Christopher Rollston Leaves Emmanuel Christian Seminary

Santa (aka my son) gave me a copy of Christopher Rollston’s book Writing and Literacy in the World of Ancient Israel. Today I learned that Rollston has “voluntarily” resigned from Emmanuel Christian Seminary. This is Emmanuel’s great loss; some major players there are too hardened, too narrow, to realize it. Rollston will serve the spring 2013 semester in a Visiting Professorship at George Washington University teaching “Gods and Goddesses of the Ancient Near East” and “Dead Sea Scrolls.” Good for him and good for George Washington. But this is not a permanent position.
He will, of course, find a permanent job. We can debate this or that regarding Rollston’s understand of this of that inscription but we cannot debate that he is among the very few Northwest Semitic epigraphers who consistently expand our understanding and deserve our attention.

2 thoughts on “Christopher Rollston Leaves Emmanuel Christian Seminary”

  1. It is good for Emmanuel that Rollston left. The church and its educational institutions need to follow God and His word not false teachers and their lies.
    Rollston moved into the camp of the false teachers by saying that God was wrong and that His word was in error.
    The church needs to remove such people from its ranks so that the truth may ring out unencumbered. The church is not about scholarship, unless it is presenting the truth in a dignified manner, they are to worry about obeying God and preaching/teaching what He wants
    God is not wrong and His word is not in error and we do not use secular culture to interpret God’s message to the world, neither ancient or modern.

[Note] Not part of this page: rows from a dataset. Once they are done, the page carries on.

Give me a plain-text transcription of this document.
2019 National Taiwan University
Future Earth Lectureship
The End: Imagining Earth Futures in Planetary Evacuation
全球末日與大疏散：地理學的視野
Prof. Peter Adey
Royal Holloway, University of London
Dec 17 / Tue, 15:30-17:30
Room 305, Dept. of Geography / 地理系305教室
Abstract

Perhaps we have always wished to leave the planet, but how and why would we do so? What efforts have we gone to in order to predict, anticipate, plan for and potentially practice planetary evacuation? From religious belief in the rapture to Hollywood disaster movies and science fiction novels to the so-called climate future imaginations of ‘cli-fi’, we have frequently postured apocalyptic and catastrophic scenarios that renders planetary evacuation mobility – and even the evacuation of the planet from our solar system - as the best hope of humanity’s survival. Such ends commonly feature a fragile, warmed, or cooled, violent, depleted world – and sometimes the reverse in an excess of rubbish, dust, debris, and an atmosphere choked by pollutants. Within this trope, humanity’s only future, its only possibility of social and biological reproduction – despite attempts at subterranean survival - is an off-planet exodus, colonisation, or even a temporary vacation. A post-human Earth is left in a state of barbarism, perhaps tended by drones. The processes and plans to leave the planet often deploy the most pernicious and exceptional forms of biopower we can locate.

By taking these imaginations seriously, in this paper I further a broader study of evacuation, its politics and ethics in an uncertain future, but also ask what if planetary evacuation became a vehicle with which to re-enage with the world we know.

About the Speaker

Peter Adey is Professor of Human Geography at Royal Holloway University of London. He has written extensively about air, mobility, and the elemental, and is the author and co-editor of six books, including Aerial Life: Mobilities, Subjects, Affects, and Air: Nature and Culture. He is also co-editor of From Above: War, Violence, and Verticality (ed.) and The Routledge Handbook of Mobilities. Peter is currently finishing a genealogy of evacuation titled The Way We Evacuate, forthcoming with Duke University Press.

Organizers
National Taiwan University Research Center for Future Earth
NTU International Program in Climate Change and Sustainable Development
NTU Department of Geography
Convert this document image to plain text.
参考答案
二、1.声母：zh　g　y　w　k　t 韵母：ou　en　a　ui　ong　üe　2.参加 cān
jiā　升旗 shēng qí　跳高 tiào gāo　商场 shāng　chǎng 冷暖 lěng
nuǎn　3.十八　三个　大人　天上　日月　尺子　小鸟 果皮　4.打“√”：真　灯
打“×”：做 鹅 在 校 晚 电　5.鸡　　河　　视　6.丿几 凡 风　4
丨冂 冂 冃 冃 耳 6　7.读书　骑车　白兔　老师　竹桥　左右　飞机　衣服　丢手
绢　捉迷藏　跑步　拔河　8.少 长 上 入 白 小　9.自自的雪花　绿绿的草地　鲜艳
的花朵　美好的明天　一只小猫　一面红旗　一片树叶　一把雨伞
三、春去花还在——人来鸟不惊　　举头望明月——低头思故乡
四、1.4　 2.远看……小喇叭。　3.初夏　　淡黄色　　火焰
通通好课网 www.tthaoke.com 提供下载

  2. Not knowing anything about this controversy or the scholar in question (and not a HuffPo reader), I happened to attend Dr. Rollston’s lecture at the Nov 2012 SBL. He gave a brilliant paper on Ezekiel that had important implications for my own studies in a different specialty. I was so impressed that I followed up with a check on his whereabouts and an email of appreciation. I was surprised to discover a scholar of his caliber teaching at such a conservative school. I’m not religious, and one does not usually expect first class work from a Christian institution so far outside the mainstream. It made me reflect that perhaps my presumptions were wrong, maybe honest scholarship was indeed possible in that context. Oh well. The silver lining is that Dr. Rollston is sure to find a position at a decent school, unencumbered by theologyarchaeolgy & co, who do not have the faintest inkling of what research is.